While the Fed has recently downplayed the importance of its 6.5% threshold by emphasising that reaching it will not necessarily trigger a tightening of monetary conditions, today's data is likely to stir debate about the design of the bank's forward guidance strategy, aimed at convincing markets of the bank's resolve in getting the economy back on track.
The seemingly contradictory data – a disappointingly small number of new jobs, but a relatively sharp drop in the unemployment rate – indicate a large number of people exiting the labour market, raising further questions over the suitability of the unemployment rate as a guide for monetary policy.
The resulting confusion will increase market uncertainty over the pace of the Fed's reductions in monthly asset purchases. The central bank began its ‘taper' by cutting purchases by $10 billion to $75 billion last month, citing improved labour market conditions.
At his press conference following that decision, outgoing Fed chairman Ben Bernanke intimated that the Fed was likely to continue reducing purchases at the rate of $10 billion each meeting – but today's jobs report has now sown doubt in analysts' minds.
Alan Ruskin, global head of G-10 FX strategy at Deutsche Bank called the report "one of the most confusing employment reports in quite a while", describing it as "very weak". He added the drop in unemployment had "again been achieved in the main by a slide in the participation rate".
Jan Hatzius, chief economist at Goldman Sachs, said it revealed the unemployment rate as a "relatively poor" indicator of labour market conditions, while David Ader, head of government bond strategy at CRT Capital, said that QE tapering was now "a bit up in the air", adding "they won't accelerate, of course".
Another key factor is the changing composition of the Federal Open Market Committee (FOMC) this year. One new member, Federal Reserve Bank of Minneapolis president Narayana Kocherlakota, said yesterday that he felt the FOMC "could do better with respect to both of its congressionally mandated objectives" – achieving 2% inflation and full employment – "by adopting a more accommodative monetary policy stance".

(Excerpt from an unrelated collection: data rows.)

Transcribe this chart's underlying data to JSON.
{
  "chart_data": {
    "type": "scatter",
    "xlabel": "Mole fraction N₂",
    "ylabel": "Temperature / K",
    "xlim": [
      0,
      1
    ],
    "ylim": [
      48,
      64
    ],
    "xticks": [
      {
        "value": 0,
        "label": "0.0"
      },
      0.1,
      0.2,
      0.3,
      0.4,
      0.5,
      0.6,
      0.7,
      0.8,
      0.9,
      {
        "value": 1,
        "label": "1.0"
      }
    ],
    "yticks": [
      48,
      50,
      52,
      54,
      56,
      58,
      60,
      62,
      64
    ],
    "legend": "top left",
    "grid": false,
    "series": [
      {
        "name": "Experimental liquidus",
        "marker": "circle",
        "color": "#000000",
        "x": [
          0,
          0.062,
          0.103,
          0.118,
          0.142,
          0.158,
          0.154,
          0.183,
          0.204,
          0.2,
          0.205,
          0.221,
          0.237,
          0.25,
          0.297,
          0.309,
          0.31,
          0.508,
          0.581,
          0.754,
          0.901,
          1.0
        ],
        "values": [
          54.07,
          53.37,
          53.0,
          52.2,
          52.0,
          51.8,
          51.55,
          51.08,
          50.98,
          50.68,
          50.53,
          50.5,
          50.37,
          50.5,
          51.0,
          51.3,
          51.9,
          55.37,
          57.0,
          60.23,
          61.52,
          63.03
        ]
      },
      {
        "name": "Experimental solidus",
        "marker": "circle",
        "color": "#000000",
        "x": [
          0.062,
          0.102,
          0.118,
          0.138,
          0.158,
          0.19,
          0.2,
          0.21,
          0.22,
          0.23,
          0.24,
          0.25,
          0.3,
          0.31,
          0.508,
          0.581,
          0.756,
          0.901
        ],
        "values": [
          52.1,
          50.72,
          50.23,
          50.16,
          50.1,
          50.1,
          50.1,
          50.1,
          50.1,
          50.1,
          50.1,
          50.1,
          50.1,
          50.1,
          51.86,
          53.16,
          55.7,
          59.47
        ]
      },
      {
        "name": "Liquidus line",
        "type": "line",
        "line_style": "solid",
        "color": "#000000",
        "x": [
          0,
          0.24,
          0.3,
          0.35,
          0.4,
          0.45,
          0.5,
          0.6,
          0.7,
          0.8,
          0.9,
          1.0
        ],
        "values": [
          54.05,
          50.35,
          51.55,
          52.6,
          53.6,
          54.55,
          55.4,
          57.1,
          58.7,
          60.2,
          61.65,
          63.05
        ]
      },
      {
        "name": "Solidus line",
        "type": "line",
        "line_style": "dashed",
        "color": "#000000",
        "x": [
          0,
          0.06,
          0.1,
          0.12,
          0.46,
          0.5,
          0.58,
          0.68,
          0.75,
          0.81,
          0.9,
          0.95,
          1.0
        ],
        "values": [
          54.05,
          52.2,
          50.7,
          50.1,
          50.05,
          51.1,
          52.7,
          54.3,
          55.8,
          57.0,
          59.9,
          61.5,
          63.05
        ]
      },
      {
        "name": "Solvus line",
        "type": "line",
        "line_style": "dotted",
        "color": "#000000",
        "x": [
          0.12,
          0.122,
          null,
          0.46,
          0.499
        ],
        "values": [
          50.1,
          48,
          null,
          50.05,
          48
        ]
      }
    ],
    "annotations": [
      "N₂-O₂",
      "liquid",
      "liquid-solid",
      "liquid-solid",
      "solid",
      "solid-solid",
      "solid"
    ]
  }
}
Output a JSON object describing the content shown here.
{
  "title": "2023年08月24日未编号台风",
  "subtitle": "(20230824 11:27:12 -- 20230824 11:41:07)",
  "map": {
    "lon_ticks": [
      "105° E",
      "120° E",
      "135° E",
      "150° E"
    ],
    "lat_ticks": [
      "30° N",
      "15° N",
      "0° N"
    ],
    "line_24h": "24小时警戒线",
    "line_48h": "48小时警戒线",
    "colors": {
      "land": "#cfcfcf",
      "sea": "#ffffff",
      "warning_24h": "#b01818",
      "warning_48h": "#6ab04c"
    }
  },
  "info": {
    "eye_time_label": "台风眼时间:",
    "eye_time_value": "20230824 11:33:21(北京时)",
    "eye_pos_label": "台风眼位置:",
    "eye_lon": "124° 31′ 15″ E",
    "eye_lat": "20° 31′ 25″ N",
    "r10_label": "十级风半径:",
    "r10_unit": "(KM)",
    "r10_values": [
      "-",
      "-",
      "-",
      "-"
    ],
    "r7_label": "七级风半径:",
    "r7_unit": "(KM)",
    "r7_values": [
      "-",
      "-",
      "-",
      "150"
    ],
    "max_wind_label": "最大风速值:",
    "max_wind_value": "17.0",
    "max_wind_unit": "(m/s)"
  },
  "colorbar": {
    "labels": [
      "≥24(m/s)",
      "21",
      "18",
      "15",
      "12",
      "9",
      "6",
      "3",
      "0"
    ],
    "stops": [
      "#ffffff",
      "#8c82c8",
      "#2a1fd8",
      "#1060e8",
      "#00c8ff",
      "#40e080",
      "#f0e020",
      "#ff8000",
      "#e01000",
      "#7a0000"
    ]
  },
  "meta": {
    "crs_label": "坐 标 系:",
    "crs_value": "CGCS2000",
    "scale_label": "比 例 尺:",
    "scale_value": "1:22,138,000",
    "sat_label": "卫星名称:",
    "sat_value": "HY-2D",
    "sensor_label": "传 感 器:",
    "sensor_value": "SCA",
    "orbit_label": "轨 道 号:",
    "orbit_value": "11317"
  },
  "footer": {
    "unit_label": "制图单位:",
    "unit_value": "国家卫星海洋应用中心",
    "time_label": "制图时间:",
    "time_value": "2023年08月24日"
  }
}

The Bureau of Labor Statistics figures show that employment rose in retail trade and wholesale trade, but fell in information. The number of unemployed persons overall declined by 490,000 to 10.4 million. The number of long-term unemployed (those jobless for 27 weeks or more), at 3.9 million – 37.7% of the unemployed – showed "little change", according to the report.
Labour force participation declined by 0.2 percentage points to 62.8%, while the employment-population ratio remained unchanged at 58.6%. The labour force participation rate declined by 0.8 percentage points in 2013.